Barrett Center President Blames State Mandate for Closure

By: Val Thompson Email
By: Val Thompson Email

Barrett Early Learning Center

  • Open since 1935
  • Serves 35 kids a year
  • Ages 2-5

Charlottesville, Va. July 19, 2013

The president of the board for the Barrett Early Learning Center says a state mandate is partly to blame for the center's impending closure next month.

The center caters children aged two to five from low-income families, and has operated on Ridge Street for 78 years. It averages about 35 students a year.
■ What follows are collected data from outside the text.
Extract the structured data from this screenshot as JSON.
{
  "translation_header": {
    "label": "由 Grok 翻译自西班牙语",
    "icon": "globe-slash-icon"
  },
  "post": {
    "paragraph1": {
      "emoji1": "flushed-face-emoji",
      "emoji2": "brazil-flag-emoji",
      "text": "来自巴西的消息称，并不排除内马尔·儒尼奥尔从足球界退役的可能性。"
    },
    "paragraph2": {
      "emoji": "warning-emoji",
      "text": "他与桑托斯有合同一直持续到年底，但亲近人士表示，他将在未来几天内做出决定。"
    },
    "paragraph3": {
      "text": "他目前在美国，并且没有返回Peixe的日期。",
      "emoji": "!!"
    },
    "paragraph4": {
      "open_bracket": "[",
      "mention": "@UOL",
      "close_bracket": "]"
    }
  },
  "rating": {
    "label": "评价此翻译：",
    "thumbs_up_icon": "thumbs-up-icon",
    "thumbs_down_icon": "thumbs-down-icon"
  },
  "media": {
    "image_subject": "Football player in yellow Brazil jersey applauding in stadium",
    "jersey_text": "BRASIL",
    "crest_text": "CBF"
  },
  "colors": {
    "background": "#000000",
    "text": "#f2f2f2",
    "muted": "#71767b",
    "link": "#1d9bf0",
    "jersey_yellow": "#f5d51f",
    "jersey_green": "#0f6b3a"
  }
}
But due to financial pressures, it will close on August 16.

"It's a decision that we agonized over the last couple weeks," said board president Carlos Armengol. "It really is heartbreaking for me personally."

Armengol is concerned that many of the children the center serves will have nowhere else to go.

"I suspect that many of them will have to attend private sitters or rely on other family," Armengol said. "It's a shame because what I'd like for them to be able to do is receive a good education."

Armengol blames a recent state mandate for some of the financial problems.

"Two years ago the state instituted a new system," said Armengol. "It's made getting money that we are owed very difficult to get."

The state reimburses the center for each low-income child it serves, but in 2011 the state started requiring all of the children to have a swipe card.

"I figure they felt like this was a good way to prevent fraud," Armengol.

Instead, Armengol says the swipe cards have prevented the Barrett Center from getting the money it deserved. If the child forgot the card, or didn't yet have one issued from the state, the center did not get paid.

"Then the system doesn't think that they were present," Armengol said. "Then it becomes difficult to prove that they were there."

The swipe cards are not the only reason the center is financially strapped. Armengol says donations have also dried up since the Recession.

He is concerned not only for the students, but also for the teachers.

"They've dedicated a lot of their own time, their own resources, and some of it has been on their own dime," Armengol said. "It's heartbreaking to have to tell them that we're closing the center. As they said to me just today, it's home for them."